My words get lost in the sensation of his skin brushing mine. I shake my head. “Will you show me?”

He nods and his Adam’s apple bops with a hard swallow. “Let’s start with the onion. Dice it into small pieces.”

He hands it to me, then faces the stove to turn the corn and check the fish.

I set the onion on a cutting board and pick up a knife. “So…I slice it this way?” I make a cutting motion across the onion.

“Peel it first.”

I stare at him blankly.

“You’ve never cut an onion before?”

“I buy them pre-chopped or frozen. It’s faster.”

He looks at me like I’m crazy and takes the onion from me. “Onion needs to be fresh.”

After grabbing a metal container, he peels a layer off the onion and drops it into the container.

“What’s that?” I point to the metal thing.

“Compost.”

“What do you do with it?”

Archie stops peeling and looks at the container. “I don’t know. Britta or Dex always took care of it. Or maybe the housekeeper.”

I laugh, and he scowls at me. “At least I know what to do with an onion.”

He takes my knife from me and sets the onion back on the cutting board, then demonstrates how to slice off the ends and cut it in half.

“Now you slice it lengthwise in thin strips.”

He hands the knife back to me, and I make one crooked cut. “Like that?”

Archie shakes his head and steps behind me. Before I realize what’s happening, he’s wrapped his arms around me and his hands over mine to demonstrate how to hold the onion and knife.

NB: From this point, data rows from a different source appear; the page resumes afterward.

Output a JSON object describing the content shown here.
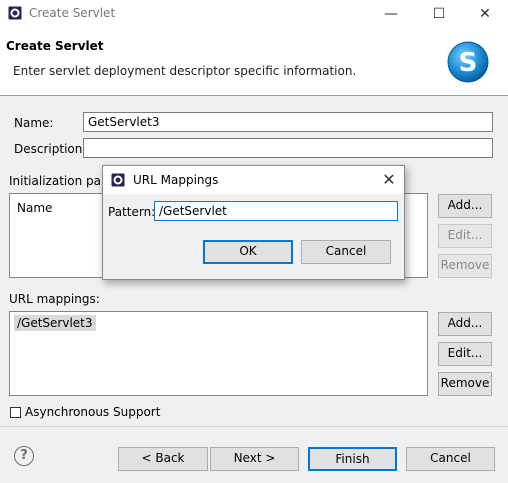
{
  "window": {
    "title": "Create Servlet",
    "minimize_glyph": "—",
    "maximize_glyph": "☐",
    "close_glyph": "✕"
  },
  "header": {
    "title": "Create Servlet",
    "description": "Enter servlet deployment descriptor specific information.",
    "logo_letter": "S"
  },
  "form": {
    "name_label": "Name:",
    "name_value": "GetServlet3",
    "description_label": "Description:",
    "description_value": "",
    "init_params_label": "Initialization para",
    "init_params_column": "Name",
    "init_buttons": {
      "add": "Add...",
      "edit": "Edit...",
      "remove": "Remove"
    },
    "url_mappings_label": "URL mappings:",
    "url_mappings": [
      "/GetServlet3"
    ],
    "url_buttons": {
      "add": "Add...",
      "edit": "Edit...",
      "remove": "Remove"
    },
    "async_label": "Asynchronous Support",
    "async_checked": false
  },
  "footer": {
    "help_glyph": "?",
    "back": "< Back",
    "next": "Next >",
    "finish": "Finish",
    "cancel": "Cancel"
  },
  "dialog": {
    "title": "URL Mappings",
    "close_glyph": "✕",
    "pattern_label": "Pattern:",
    "pattern_value": "/GetServlet",
    "ok": "OK",
    "cancel": "Cancel"
  },
  "colors": {
    "accent": "#0078d7",
    "logo_blue": "#1e90d6"
  }
}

He drags the knife through the far side of the onion, working his way to the opposite end.

There’s no space between us. The only sound is the clap of the blade against the wood cutting board with each slow slice. Archie’s chest rises and falls against my back, his breathing matching the rhythm of the knife while sending slow shivers up my spine, one vertebra at a time.

My eyes water from the onion, but I can’t see because I’m too focused on the comfort I feel in Archie Forsythe’s arms.

The best part is how natural it feels to be here. The worst part is how much I don’t want it to end. Which is wrong in too many ways to count.

“I think I’ve got it,” I say breathlessly.

“I reckon so.” The words caress my ear even as he unwraps himself from me. “Not bad at all. Keep goin’. When you’re done, slice the opposite direction, so you have diced pieces.”

I glance at Archie as he turns back to the stove, worried he’s seen how flushed I am.

Then I notice his hands trembling.

I finish slicing the onion, then dice it, all while wondering if I imagined Archie’s slight tremor…wondering if he’s shaky for the same reason I am.

When I finish, I pretend to watch Archie flipping the fish and seasoning the corn when really I’m breathing him in, remembering his skin against mine: warm and ocean-slick, smelling of salt, sun, and something earthy and addictive—like the scent left behind on someone’s skin after hours in the sea.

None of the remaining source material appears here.